SPOILERS
J'ai envie de parler de Ma vie sans moi parce qu'il m'a donné des émotions fortes dans les deux sens. Rien à dire sur le drame poétique qui respire le Canada à plein nez : c'est un petit monde qui sort juste assez des sentiers hollywoodiens pour rafraîchir sans dépayser et Sarah Polley y navigue la tête haute.
Par contre d'autres aspects m'ont presque choqué·e, peut-être du fait que beaucoup d'efforts d'écriture étaient concentrés sur la justification du fait que le personnage de Polley ne veut pas révéler son cancer à ses proches. C'est un choix dur auquel elle se tient jusqu'au bout et l'essentiel est que le spectateur soit sur la même longueur d'onde qu'elle à ce sujet. Mais quid des messages qu'elle laisse à sa famille ? "Ne sois pas triste", "ne laisse pas les enfants être tristes que je sois partie"… Interdire à ses enfants de ressentir leurs émotions est un vrai red flag de parenting pour moi. On pourrait le comprendre car c'est une jeune mère, sauf que rien ne cherche à la justifier et que les scènes d'enregistrements sont censées être parmi les plus émouvantes – autant dire que ça n'a pas très bien marché pour moi.

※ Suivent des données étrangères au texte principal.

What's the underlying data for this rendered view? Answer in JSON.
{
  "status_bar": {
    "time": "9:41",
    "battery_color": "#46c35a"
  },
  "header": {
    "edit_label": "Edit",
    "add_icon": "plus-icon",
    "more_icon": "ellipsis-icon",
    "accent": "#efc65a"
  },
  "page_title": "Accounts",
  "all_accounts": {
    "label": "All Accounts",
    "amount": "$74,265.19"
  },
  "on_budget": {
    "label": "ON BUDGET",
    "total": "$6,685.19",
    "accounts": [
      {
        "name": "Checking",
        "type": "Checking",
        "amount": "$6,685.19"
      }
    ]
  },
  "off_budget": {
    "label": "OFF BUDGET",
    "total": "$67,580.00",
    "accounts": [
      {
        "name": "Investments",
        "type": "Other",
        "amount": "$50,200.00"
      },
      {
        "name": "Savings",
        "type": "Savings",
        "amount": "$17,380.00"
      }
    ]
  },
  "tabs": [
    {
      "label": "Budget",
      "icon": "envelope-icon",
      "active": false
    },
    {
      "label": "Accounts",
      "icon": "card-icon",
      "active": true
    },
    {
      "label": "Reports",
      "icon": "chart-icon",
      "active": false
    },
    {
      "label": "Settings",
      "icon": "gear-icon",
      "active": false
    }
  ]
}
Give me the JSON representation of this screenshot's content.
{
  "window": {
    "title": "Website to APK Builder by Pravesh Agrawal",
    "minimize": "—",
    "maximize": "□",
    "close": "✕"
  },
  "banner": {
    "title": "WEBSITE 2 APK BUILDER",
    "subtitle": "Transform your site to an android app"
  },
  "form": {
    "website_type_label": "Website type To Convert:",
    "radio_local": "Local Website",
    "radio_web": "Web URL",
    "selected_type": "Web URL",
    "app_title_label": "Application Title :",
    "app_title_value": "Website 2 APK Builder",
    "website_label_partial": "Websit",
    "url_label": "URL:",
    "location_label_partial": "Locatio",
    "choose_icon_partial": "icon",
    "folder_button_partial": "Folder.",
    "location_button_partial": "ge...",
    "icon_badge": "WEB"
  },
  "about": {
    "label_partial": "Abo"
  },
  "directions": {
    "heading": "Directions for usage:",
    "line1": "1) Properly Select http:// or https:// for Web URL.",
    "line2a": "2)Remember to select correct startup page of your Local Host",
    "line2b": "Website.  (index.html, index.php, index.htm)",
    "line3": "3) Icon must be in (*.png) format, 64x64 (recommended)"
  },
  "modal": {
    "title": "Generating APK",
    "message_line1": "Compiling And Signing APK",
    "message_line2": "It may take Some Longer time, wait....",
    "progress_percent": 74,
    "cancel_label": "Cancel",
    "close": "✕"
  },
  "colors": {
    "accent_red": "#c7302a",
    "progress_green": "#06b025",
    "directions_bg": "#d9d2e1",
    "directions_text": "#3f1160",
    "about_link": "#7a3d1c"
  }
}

La deuxième chose sur laquelle le film ne s'arrête pas, c'est qu'elle trompe son mari. Leur relation est présentée comme idyllico-réaliste, le genre de mariage de cinéma qu'on ne veut surtout pas voir brisé par une mort brutale. Je suspends volontiers mon incrédulité pour ce genre de romance, mais ça devient beaucoup, beaucoup plus difficile de m'y faire croire en normalisant le fait de trahir la confiance de son compagnon. Lequel, admirable bonhomme qui assume sans ciller son rôle de jeune parent, de jeune mari, et sa position socioprofessionnelle précaire, n'aurait pu qu'accéder aux désirs de bucket list de son épouse, même dans la catégorie romantico-sexuelle (ce qui démontre aussi, hélas, que le personnage manque pas mal de profondeur). Mais même si le choix de Polly/Anne de ne rien révéler de la maladie est respectable et qu'il n'y a aucune chance qu'une situation réelle soit menée avec autant de flegme et d'abnégation que dans ce film, elle trompe son mari et ça ne soulève aucun sourcil.
Si on ferme les yeux, Ma vie sans moi est un drame très beau, presqu'exceptionnel en fait. Je me concentre sur des tares qui m'ont parues grandes mais qui pourraient sembler anecdotiques à d'autres. Cependant je maintiendrais qu'il a un cran de retard en matière relationnelle.